There are court decisions that shed some light into this gray area. In one such case, the IRS reviewed the wages and distributions of an accountant. The accountant who was the sole shareholder, officer and employee of the corporation paid himself $24,000 in wages and $200,000 in distributions. For an accountant, the wages appeared to be too small, especially in relation to the total income. The IRS determined that the fair market value of his services should have been $91,000, not $24,000 and therefore reclassified $67,000 worth of distributions as wages.

  • The Court in Watson, P.C. v. U.S., (CA8 02/21/12) 109 AFTR 2d ¶ 2012-483 listed several factors to be considered in making the determination that his wages were too low and that some of the distributions should have been characterized as wages:
  • Training and experience;
  • Duties and responsibilities;
  • Time and effort devoted to the business;
  • Dividend history;
  • Payments to non-shareholder employees;
  • Timing and manner of paying bonuses to key people;
  • What comparable businesses pay for similar services;
  • Compensation agreements; and
  • Use of a formula to determine compensation.
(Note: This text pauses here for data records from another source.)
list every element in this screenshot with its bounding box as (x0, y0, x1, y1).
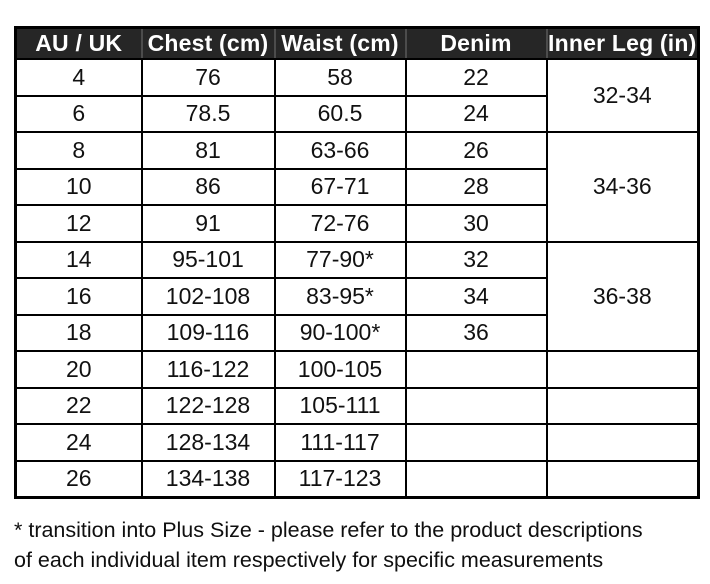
denim-cell: 34 (404, 277, 548, 316)
denim-cell: 24 (404, 94, 548, 133)
denim-cell (404, 350, 548, 389)
denim-cell: 28 (404, 167, 548, 206)
size-cell: 16 (14, 277, 143, 316)
size-cell: 20 (14, 350, 143, 389)
inner-leg-cell (545, 386, 700, 425)
waist-cell: 105-111 (273, 386, 407, 425)
size-cell: 22 (14, 386, 143, 425)
waist-cell: 77-90* (273, 240, 407, 279)
table-row: 10 86 67-71 28 (14, 167, 699, 206)
size-cell: 24 (14, 423, 143, 462)
inner-leg-cell (545, 423, 700, 462)
size-chart-table: AU / UK Chest (cm) Waist (cm) Denim Inne… (14, 26, 700, 499)
denim-cell (404, 386, 548, 425)
size-cell: 14 (14, 240, 143, 279)
table-row: 8 81 63-66 26 34-36 (14, 131, 700, 243)
size-cell: 6 (14, 94, 143, 133)
denim-cell (404, 459, 548, 499)
table-row: 4 76 58 22 32-34 (14, 58, 700, 133)
chest-cell: 102-108 (140, 277, 276, 316)
waist-cell: 58 (273, 58, 407, 97)
chest-cell: 128-134 (140, 423, 276, 462)
footnote-line-2: of each individual item respectively for… (14, 548, 604, 572)
column-header-au-uk: AU / UK (14, 26, 143, 60)
denim-cell: 32 (404, 240, 548, 279)
column-header-denim: Denim (404, 26, 548, 60)
waist-cell: 67-71 (273, 167, 407, 206)
size-cell: 10 (14, 167, 143, 206)
chest-cell: 81 (140, 131, 276, 170)
footnote-line-1: * transition into Plus Size - please ref… (14, 518, 643, 542)
chest-cell: 76 (140, 58, 276, 97)
waist-cell: 83-95* (273, 277, 407, 316)
footnote: * transition into Plus Size - please ref… (14, 515, 710, 575)
inner-leg-cell: 34-36 (545, 131, 700, 243)
table-row: 22 122-128 105-111 (14, 386, 700, 425)
chest-cell: 122-128 (140, 386, 276, 425)
table-row: 6 78.5 60.5 24 (14, 94, 699, 133)
chest-cell: 109-116 (140, 313, 276, 352)
size-cell: 8 (14, 131, 143, 170)
column-header-chest: Chest (cm) (140, 26, 276, 60)
column-header-waist: Waist (cm) (273, 26, 407, 60)
table-row: 20 116-122 100-105 (14, 350, 700, 389)
chest-cell: 134-138 (140, 459, 276, 499)
chest-cell: 116-122 (140, 350, 276, 389)
header-row: AU / UK Chest (cm) Waist (cm) Denim Inne… (14, 26, 700, 60)
denim-cell: 30 (404, 204, 548, 243)
table-row: 16 102-108 83-95* 34 (14, 277, 699, 316)
inner-leg-cell: 36-38 (545, 240, 700, 352)
table-row: 18 109-116 90-100* 36 (14, 313, 699, 352)
denim-cell: 26 (404, 131, 548, 170)
table-row: 26 134-138 117-123 (14, 459, 700, 499)
chest-cell: 91 (140, 204, 276, 243)
waist-cell: 117-123 (273, 459, 407, 499)
column-header-inner-leg: Inner Leg (in) (545, 26, 700, 60)
chest-cell: 86 (140, 167, 276, 206)
inner-leg-cell (545, 350, 700, 389)
denim-cell: 22 (404, 58, 548, 97)
size-cell: 12 (14, 204, 143, 243)
inner-leg-cell: 32-34 (545, 58, 700, 133)
waist-cell: 63-66 (273, 131, 407, 170)
denim-cell (404, 423, 548, 462)
waist-cell: 60.5 (273, 94, 407, 133)
waist-cell: 90-100* (273, 313, 407, 352)
waist-cell: 100-105 (273, 350, 407, 389)
denim-cell: 36 (404, 313, 548, 352)
table-row: 24 128-134 111-117 (14, 423, 700, 462)
waist-cell: 72-76 (273, 204, 407, 243)
size-cell: 4 (14, 58, 143, 97)
chest-cell: 78.5 (140, 94, 276, 133)
size-cell: 26 (14, 459, 143, 499)
table-row: 12 91 72-76 30 (14, 204, 699, 243)
size-cell: 18 (14, 313, 143, 352)
inner-leg-cell (545, 459, 700, 499)
table-row: 14 95-101 77-90* 32 36-38 (14, 240, 700, 352)
waist-cell: 111-117 (273, 423, 407, 462)
chest-cell: 95-101 (140, 240, 276, 279)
I would also recommend that S-Corp owner/employees ask themselves the following questions:

  1. Are the wages paid equivalent to the fair market value of your services? What would you have to pay someone else to do your job? What do employees who fulfill a role similar to yours at competing companies get paid?
  2. How qualified are you in the type of work you do for the company? How much experience do you have? The more qualified and experienced you are, the higher the wages should be.
  3. How many hours per week do you work for the company? The more time you spend working for the company, the higher your wages should be.
  4. Are the wages paid relatively low compared to other officers or owners that do the same thing you do?
  5. What is the ratio of wages to distributions paid? If distributions are a lot higher than wages, then you should be prepared to make a strong defense that the wages you pay yourself are reasonable.

Even with the above guidance, this is still a murky area. Oftentimes, an owner/employee will not be able to nail down “reasonable wages” with pinpoint accuracy, and will, instead, come up with more of a ball park figure. For example, reasonable compensation for a particular owner/employee might be somewhere between $70,000 on the low end, and $110,000 on the high end. If that is the case, then the individual’s tolerance to risk will come into play. In this $70,000-$110,000 example, I would say that wages from 0-$50,000 would be extremely risky, wages from $50,000-$70,000 would be high risk, wages from $70,000-$90,000 would be moderately risky, wages from $90,000-$110,000 would be low risk, and wages over $110,000 would be almost no risk.

Finally, it is a good idea to seek advice from a qualified tax professional. Just be careful. I’ve had an astonishingly high number of S-Corp owner/employee clients whose CPA advised them not to pay themselves wages (while taking distributions instead). If you are an S-Corp owner/employee and your CPA has given you such advice, consider terminating your relationship with your CPA and get a second opinion. If you are taking significant distributions and no wages, the IRS likely will not be lenient with you even if you were following the advice of a professional. If, on the other hand, you are paying yourself wages that are at least arguably reasonable and the amount of those wages was recommended to you by a tax professional, I would expect the IRS to be relatively lenient if it starts to analyze the reasonableness of your wages and determines that your wages are too low.